Honey-Based EGOFETS Could Deliver Energy-Efficient Machine Vision Systems as Sweet as Can Be

Researchers from the University of Glasgow, São Paulo State University, and Hong Kong Metropolitan University have come up with a machine vision system that's as sweet as can be — as the brain-inspired device is built, in part at least, of natural honey.

"In conventional computing, there's an inherent latency from having to fetch and transfer data in CMOS [Complementary Metal-Oxide Semiconductor]-based systems due to the physical separation between the processing and memory units," explains project lead Theodoros Serghiou. "“Our new memory-based device, however, performs these functions simultaneously in-memory, similar to how synapses in the human brain work, helping to overcome the bottlenecks of conventional systems. Our device’s ultra-low power consumption and sustainable materials could pave the way for eco-friendly, scalable artificial vision systems in the years to come."
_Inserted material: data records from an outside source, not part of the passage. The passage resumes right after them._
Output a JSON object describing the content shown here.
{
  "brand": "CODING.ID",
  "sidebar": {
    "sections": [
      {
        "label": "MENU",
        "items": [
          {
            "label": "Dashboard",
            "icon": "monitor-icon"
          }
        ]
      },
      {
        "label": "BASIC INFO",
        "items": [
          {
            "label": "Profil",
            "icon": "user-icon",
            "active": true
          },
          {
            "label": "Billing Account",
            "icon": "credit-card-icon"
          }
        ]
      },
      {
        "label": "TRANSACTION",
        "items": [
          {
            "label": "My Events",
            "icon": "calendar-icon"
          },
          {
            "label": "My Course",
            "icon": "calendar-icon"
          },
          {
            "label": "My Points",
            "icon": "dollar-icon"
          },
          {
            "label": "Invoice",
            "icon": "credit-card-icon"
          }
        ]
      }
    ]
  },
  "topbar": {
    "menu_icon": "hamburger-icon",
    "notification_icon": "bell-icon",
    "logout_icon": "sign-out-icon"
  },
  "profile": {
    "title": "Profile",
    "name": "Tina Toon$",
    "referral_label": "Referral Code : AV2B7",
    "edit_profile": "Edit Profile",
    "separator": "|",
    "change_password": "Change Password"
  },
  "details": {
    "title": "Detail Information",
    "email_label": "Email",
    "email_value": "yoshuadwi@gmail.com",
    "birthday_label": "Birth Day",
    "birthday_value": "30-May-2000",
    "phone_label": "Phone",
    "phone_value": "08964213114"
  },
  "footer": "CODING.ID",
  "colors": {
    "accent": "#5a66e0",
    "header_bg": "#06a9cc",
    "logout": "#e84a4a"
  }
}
The device at the heart of the team's system is dubbed the Electrolyte-Gated Organic Field-Effect Transistor (EGOFET), and the "sustainable materials" in question may raise an eyebrow: natural honey, which serves as an electrolyte in a sandwich made of glass, gold, and organic photosensitive perylene. Together, the materials act as a photodetector whose output "spikes" in response to different wavelengths and intensities of light — and produce a device that can be programmed into memory states, which are retained even when power is removed.

Using the EGOFET, the team was able to produce a highly-efficient machine vision system that is inspired by the operation of the human brain — drawing only 2.4 picojoules of energy for each spiking event, orders of magnitude less than conventional CMOS electronics. Better yet, the device is easily recycled at its end of life — and the organic materials are fully biodegradable. In testing, the single-EGOFET imaging system proved able to distinguish and remember different primary colors at differing power densities with an overall accuracy of 95.6%.
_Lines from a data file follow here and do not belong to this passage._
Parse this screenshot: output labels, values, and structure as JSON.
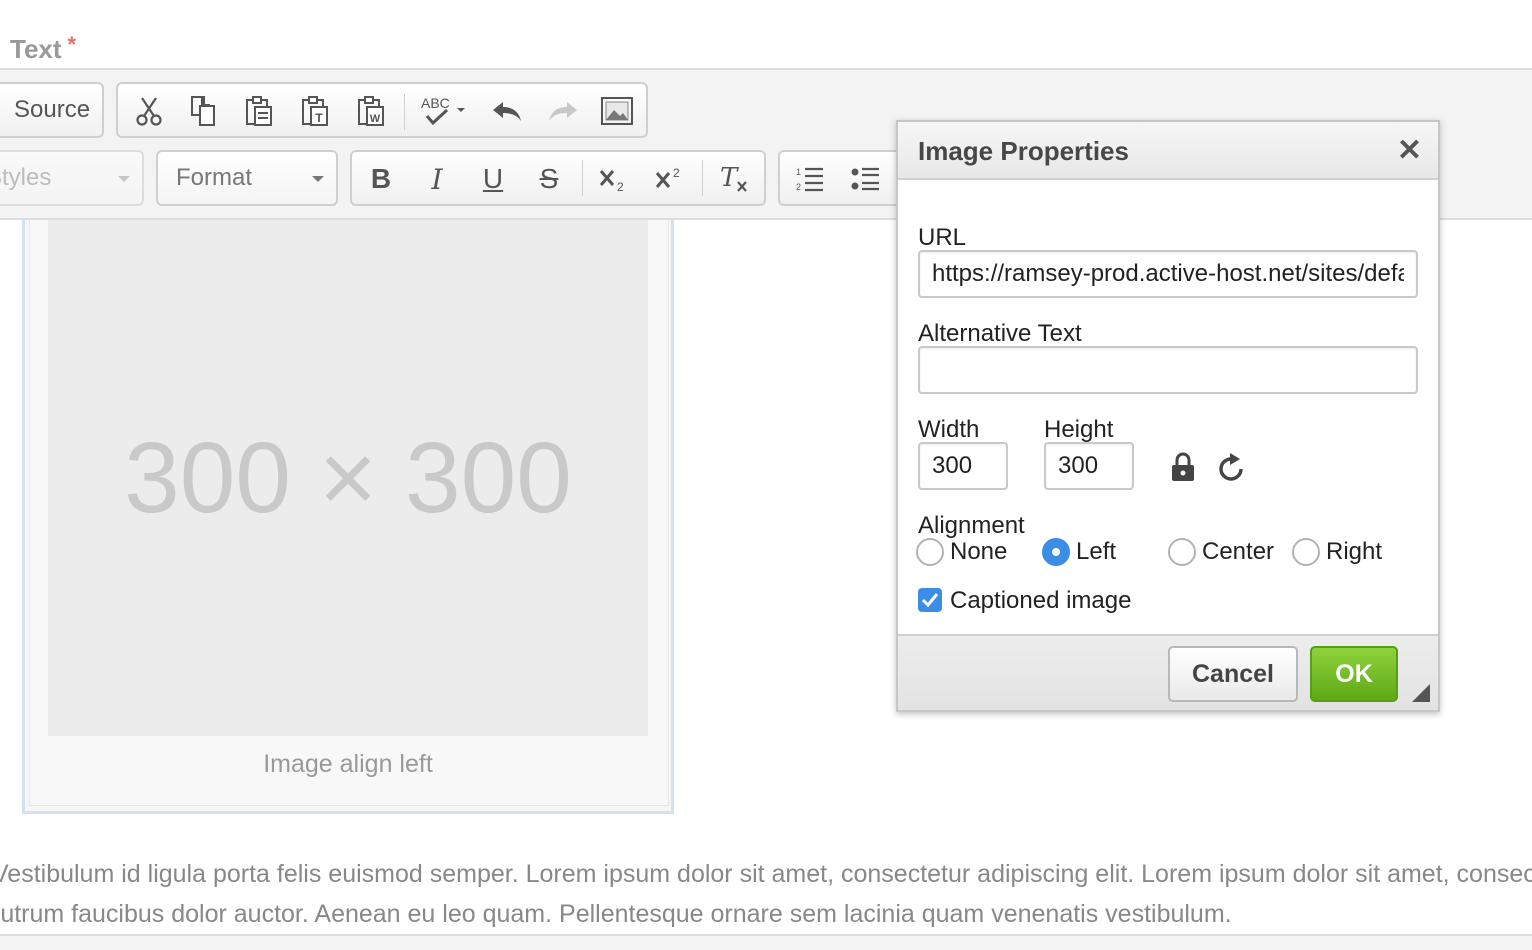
{
  "field": {
    "label": "Text",
    "required_mark": "*"
  },
  "toolbar": {
    "source_label": "Source",
    "styles_label": "Styles",
    "format_label": "Format",
    "bold_label": "B",
    "italic_label": "I",
    "underline_label": "U",
    "strike_label": "S",
    "icons": [
      "cut-icon",
      "copy-icon",
      "paste-icon",
      "paste-text-icon",
      "paste-word-icon",
      "spellcheck-icon",
      "undo-icon",
      "redo-icon",
      "image-icon",
      "subscript-icon",
      "superscript-icon",
      "remove-format-icon",
      "numbered-list-icon",
      "bulleted-list-icon"
    ]
  },
  "content": {
    "placeholder": "300 × 300",
    "caption": "Image align left",
    "paragraph_line1": "Vestibulum id ligula porta felis euismod semper. Lorem ipsum dolor sit amet, consectetur adipiscing elit. Lorem ipsum dolor sit amet, consectetur",
    "paragraph_line2": "rutrum faucibus dolor auctor. Aenean eu leo quam. Pellentesque ornare sem lacinia quam venenatis vestibulum."
  },
  "dialog": {
    "title": "Image Properties",
    "close": "✕",
    "url_label": "URL",
    "url_value": "https://ramsey-prod.active-host.net/sites/default/files/",
    "alt_label": "Alternative Text",
    "alt_value": "",
    "width_label": "Width",
    "width_value": "300",
    "height_label": "Height",
    "height_value": "300",
    "alignment_label": "Alignment",
    "alignment_options": [
      "None",
      "Left",
      "Center",
      "Right"
    ],
    "alignment_selected": "Left",
    "caption_label": "Captioned image",
    "caption_checked": true,
    "cancel_label": "Cancel",
    "ok_label": "OK"
  },
  "colors": {
    "accent": "#3b8de6",
    "ok_green": "#6cbc24",
    "required": "#e4706a"
  }
}
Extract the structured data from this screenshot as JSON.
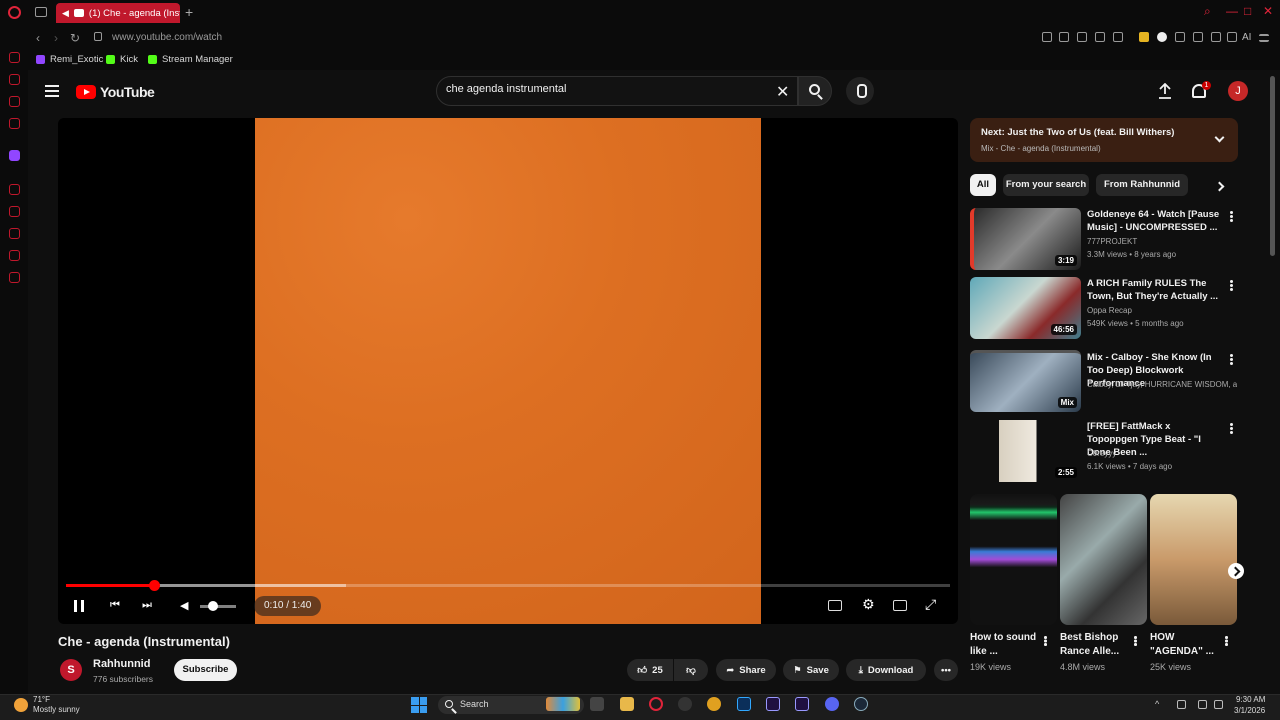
{
  "browser": {
    "tab_title": "(1) Che - agenda (Instru",
    "url": "www.youtube.com/watch",
    "ai_label": "AI",
    "bookmarks": [
      "Remi_Exotic",
      "Kick",
      "Stream Manager"
    ]
  },
  "header": {
    "logo_text": "YouTube",
    "search_value": "che agenda instrumental",
    "notifications_count": "1",
    "avatar_initial": "J"
  },
  "player": {
    "time_display": "0:10 / 1:40",
    "progress_fraction": 0.1,
    "volume_fraction": 0.35,
    "cover_color": "#de7027"
  },
  "video": {
    "title": "Che - agenda (Instrumental)",
    "channel_initial": "S",
    "channel_name": "Rahhunnid",
    "subscribers": "776 subscribers",
    "subscribe_label": "Subscribe",
    "likes": "25",
    "share_label": "Share",
    "save_label": "Save",
    "download_label": "Download"
  },
  "up_next": {
    "title": "Next: Just the Two of Us (feat. Bill Withers)",
    "subtitle": "Mix - Che - agenda (Instrumental)"
  },
  "chips": [
    "All",
    "From your search",
    "From Rahhunnid"
  ],
  "recommendations": [
    {
      "title": "Goldeneye 64 - Watch [Pause Music] - UNCOMPRESSED ...",
      "channel": "777PROJEKT",
      "meta": "3.3M views • 8 years ago",
      "badge": "3:19"
    },
    {
      "title": "A RICH Family RULES The Town, But They're Actually ...",
      "channel": "Oppa Recap",
      "meta": "549K views • 5 months ago",
      "badge": "46:56"
    },
    {
      "title": "Mix - Calboy - She Know (In Too Deep) Blockwork Performance",
      "channel": "Calboy, Lil Tjay, HURRICANE WISDOM, a...",
      "meta": "",
      "badge": "Mix"
    },
    {
      "title": "[FREE] FattMack x Topoppgen Type Beat - \"I Done Been ...",
      "channel": "C0reyyy",
      "meta": "6.1K views • 7 days ago",
      "badge": "2:55"
    }
  ],
  "shorts": [
    {
      "title": "How to sound like ...",
      "views": "19K views"
    },
    {
      "title": "Best Bishop Rance Alle...",
      "views": "4.8M views"
    },
    {
      "title": "HOW \"AGENDA\" ...",
      "views": "25K views"
    }
  ],
  "taskbar": {
    "temp": "71°F",
    "weather": "Mostly sunny",
    "search_label": "Search",
    "time": "9:30 AM",
    "date": "3/1/2026"
  }
}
"Our device is able to emulate key synaptic behaviors such as short-term and long-term plasticity, spike-time dependent plasticity and paired-pulse facilitation with high fidelity," claims corresponding author Jeff Kettle. "The implications of this research, which brings together experts from around the globe, extend beyond artificial vision to broader applications in sustainable neuromorphic computing, image processing and energy-efficient bio-inspired electronics. We plan to scale this single-device prototype into arrays for enhanced image recognition capabilities, which could provide enhanced performance for artificial vision systems before being more sustainably disposed of at the end of their lifecycle."

The team's work has been published under open-access terms in the journal Advanced Functional Materials.